It was the day before the NHL announced that it would be putting an expansion team in Las Vegas in June 2016, and Los Angeles Kings defenseman Drew Doughty was asked if there was enough room for the Kings to have another rival.
“Sure,” Doughty said. “I think it’ll be a good rivalry. We’ve already got a couple of good rivalries with San Jose and Anaheim. I’m sure over time we’ll get to hate the Las Vegas team and they’ll hate us.”
That time begins Sunday when the Golden Knights and the Kings meet at 5 p.m. at T-Mobile Arena for the first time in the regular season. The Knights’ fan base, which no doubt includes some former Kings fans, probably will contend with the biggest contingent of enemy supporters yet, as Kings fans figure to make their way to Southern Nevada from Southern California and make their presence felt.
For decades, the Kings were Las Vegas’ team. They played one and sometimes two preseason games annually, first at the MGM Grand Garden, then a year ago at T-Mobile in what was billed “Frozen Fury.”
Now, for many, the Kings are the enemy as the city has its NHL team to support. But can a rivalry be established before the puck is dropped?
It happened in New York in 1972 when the Islanders found themselves trying to woo the loyalties of Rangers fans.

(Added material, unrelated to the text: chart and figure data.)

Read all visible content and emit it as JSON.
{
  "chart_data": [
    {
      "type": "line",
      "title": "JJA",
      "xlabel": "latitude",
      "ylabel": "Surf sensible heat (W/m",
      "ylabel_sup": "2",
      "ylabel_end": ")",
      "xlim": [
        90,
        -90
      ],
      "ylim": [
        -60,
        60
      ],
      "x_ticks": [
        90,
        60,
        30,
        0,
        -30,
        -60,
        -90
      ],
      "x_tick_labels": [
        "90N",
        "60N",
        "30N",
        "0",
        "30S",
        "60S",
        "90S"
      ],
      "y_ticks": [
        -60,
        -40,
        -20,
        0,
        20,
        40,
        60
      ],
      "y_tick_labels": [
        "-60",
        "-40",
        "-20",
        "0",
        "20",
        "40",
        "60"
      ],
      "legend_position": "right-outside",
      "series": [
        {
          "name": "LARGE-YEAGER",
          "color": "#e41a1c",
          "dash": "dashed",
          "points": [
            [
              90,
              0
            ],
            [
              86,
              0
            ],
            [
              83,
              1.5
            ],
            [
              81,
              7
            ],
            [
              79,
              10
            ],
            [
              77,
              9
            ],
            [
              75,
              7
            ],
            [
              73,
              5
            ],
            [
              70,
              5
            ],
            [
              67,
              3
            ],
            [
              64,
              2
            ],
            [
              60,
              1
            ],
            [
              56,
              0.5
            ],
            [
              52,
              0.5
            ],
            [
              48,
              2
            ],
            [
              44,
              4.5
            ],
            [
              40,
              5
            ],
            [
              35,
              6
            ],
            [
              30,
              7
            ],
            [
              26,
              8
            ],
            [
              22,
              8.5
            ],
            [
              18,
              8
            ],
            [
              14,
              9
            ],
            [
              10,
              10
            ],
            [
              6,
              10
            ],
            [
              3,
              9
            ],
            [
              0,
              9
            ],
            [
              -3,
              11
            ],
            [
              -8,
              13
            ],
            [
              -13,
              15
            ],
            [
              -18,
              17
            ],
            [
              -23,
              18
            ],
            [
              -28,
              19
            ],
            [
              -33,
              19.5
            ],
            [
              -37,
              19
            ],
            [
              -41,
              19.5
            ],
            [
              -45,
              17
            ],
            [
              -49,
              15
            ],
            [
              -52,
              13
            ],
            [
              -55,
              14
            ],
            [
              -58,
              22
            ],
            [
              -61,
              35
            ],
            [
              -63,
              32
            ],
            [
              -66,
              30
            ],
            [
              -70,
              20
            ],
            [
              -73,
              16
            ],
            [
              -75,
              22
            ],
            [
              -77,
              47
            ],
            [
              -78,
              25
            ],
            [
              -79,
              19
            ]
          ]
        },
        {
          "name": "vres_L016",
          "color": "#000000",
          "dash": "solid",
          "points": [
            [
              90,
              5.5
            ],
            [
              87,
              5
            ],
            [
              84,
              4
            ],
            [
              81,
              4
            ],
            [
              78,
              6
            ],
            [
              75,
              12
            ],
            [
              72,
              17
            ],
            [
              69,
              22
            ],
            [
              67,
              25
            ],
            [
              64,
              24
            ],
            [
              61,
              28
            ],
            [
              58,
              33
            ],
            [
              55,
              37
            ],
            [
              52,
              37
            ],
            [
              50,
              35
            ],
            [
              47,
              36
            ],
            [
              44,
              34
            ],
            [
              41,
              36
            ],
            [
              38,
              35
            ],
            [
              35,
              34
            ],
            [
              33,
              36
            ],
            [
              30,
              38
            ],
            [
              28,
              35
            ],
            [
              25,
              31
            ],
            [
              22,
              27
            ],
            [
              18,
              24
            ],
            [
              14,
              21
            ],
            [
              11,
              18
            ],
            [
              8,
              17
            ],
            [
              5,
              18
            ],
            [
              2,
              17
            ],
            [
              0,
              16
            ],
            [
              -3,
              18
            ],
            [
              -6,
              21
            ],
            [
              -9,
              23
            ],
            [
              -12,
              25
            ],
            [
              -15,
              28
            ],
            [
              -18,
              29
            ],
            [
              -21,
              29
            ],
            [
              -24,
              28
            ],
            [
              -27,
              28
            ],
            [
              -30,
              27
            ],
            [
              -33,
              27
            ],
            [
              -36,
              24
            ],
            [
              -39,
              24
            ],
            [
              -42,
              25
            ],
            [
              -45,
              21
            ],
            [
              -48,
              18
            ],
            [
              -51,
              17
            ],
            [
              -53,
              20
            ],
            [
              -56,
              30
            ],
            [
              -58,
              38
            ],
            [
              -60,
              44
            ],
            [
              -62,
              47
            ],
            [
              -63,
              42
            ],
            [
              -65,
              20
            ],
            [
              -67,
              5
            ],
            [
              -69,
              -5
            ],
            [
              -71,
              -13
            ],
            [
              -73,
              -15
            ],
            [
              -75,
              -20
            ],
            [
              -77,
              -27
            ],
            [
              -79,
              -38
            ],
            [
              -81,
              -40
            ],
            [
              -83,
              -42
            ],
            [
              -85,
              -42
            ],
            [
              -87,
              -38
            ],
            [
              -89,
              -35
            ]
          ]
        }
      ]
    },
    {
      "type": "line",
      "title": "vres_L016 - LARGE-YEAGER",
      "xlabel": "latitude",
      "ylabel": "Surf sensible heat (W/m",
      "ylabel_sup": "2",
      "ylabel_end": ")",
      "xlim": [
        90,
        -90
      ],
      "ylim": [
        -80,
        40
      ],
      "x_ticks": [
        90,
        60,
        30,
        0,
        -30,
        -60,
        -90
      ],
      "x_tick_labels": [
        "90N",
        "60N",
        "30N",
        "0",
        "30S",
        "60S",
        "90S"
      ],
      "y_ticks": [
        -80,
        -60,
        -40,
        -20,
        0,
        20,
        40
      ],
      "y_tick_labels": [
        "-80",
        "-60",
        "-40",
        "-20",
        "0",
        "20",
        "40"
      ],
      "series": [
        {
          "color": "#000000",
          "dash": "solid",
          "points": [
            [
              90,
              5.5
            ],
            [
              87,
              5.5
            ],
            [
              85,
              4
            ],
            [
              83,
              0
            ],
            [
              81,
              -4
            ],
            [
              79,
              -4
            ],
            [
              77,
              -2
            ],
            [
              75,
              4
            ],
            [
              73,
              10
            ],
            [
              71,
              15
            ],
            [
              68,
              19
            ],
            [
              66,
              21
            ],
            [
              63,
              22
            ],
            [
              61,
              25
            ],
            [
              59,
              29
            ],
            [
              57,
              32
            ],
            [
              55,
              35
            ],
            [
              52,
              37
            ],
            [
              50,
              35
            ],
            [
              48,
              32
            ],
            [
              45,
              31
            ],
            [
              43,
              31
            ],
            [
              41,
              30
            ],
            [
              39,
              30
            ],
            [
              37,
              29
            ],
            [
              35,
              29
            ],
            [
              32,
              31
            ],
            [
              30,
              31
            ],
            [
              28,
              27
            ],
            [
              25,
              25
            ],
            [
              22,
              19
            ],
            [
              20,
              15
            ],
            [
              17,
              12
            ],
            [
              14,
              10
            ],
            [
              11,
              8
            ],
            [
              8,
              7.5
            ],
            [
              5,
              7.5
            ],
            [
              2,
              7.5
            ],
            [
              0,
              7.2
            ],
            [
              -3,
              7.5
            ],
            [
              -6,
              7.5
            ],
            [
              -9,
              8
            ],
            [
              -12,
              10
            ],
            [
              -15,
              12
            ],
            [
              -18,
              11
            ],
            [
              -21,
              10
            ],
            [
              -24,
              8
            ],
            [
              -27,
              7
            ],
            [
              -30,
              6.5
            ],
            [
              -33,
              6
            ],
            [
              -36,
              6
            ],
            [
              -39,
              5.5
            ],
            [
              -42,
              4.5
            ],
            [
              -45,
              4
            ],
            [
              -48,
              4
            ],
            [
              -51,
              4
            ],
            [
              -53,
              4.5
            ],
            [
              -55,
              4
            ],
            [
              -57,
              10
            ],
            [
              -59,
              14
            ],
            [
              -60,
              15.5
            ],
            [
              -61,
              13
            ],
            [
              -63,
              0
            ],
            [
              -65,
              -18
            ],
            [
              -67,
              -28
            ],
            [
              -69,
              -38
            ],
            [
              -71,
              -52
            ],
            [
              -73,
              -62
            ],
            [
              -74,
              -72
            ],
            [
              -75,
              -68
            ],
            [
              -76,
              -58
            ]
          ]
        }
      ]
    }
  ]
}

When the Ducks came into the NHL in 1993, they immediately looked to convert Kings fans in Orange County.
And while the proximity between Las Vegas and Los Angeles certainly helps lay the foundation for a rivalry, usually it will be what transpires on the ice that cements it. And given the start to the season — the Kings lead the Pacific Division with 26 points and the Knights are second with 23 — the seeds for the rivalry might have been sewn.

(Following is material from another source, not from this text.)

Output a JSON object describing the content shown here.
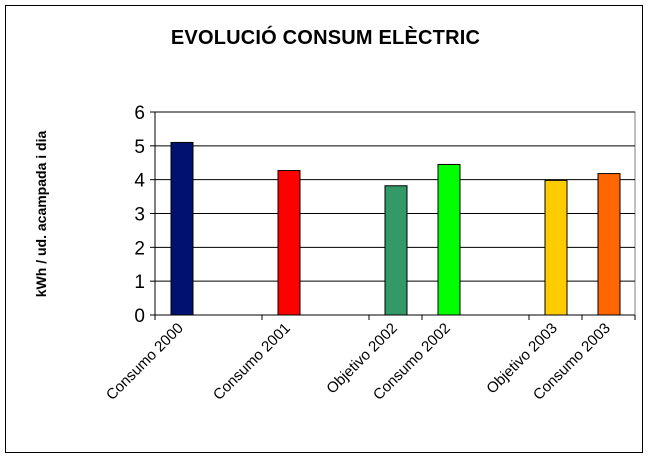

Vegas defenseman Nate Schmidt said virtually all the boxes for a Knights-Kings rivalry are checked.
“There’s proximity, a team that’s close to you,” he said. “Playing each other a lot during the year. A battle for a certain territory. They can all create some animosity between two teams.

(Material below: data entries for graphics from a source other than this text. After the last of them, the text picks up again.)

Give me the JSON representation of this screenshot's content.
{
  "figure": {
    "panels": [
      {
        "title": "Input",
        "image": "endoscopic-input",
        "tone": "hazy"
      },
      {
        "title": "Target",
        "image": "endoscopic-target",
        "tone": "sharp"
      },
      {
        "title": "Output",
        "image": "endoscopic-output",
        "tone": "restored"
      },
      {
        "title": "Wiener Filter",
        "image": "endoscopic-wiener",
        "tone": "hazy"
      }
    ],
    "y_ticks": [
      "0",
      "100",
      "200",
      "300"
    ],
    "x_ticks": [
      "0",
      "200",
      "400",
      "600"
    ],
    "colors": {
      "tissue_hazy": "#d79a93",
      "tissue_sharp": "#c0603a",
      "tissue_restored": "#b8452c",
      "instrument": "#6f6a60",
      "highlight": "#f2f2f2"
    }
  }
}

“Also teams that are playing well at the same time. That helps fuel a rivalry.”
But more important than stoking the desires of their fan bases is that this is a divisional game and essentially a potential four-point one.
“It’s a big game,” said defenseman Brayden McNabb, a former King. “They’re in first place, and they’re a big, physical team. But we have to play our game against them.”
For the Knights (11-6-1), winning these divisional matchups enhance their chances of reaching the postseason. Nobody in the organization is thinking about winning the Rasmus Dahlin lottery to get the Swedish defenseman in the NHL Entry Draft in June. The focus is on winning games.
But it’s never too late to start thinking about a rivalry. As for Doughty’s comments, Schmidt said bring it on.
“Love it. Sounds great,” he said. “Anything we can do to enhance that I’m all for it.”
Kings vs. Golden Knights
When: 5 p.m. Sunday
Where: T-Mobile Arena
TV: AT&T SportsNet (Cox 313/1313, DirecTV 684, CenturyLink 760/1760, U-verse 757/1757)
Radio: KRLV (98.9 FM, 1340 AM)
1. Theodore’s progress. Defenseman Shea Theodore needed time to adjust his game to the NHL’s faster pace. But he’s coming off a strong performance Thursday in Vancouver, and it will be interesting to see if he can build on that effort against a Kings group of forwards that can put pressure on an opposing team’s blue-line corps.
2. Is Subban ready? Goaltender Malcolm Subban last played Oct. 21, when he was injured midway through the third period against St. Louis. He has been activated and will suit up Sunday. But does coach Gerard Gallant give him his net back? Or does Maxime Lagace, who played well against the Canucks in a strong bounce-back effort after being yanked in Edmonton, stay in goal?
3. Containing Kopitar. Apparently, new Kings coach John Stevens has helped restore the confidence in all-star center Anze Kopitar’s game. Kopitar is leading the Kings in scoring with eight goals and 23 points, and the Knights will need to be aware of his presence.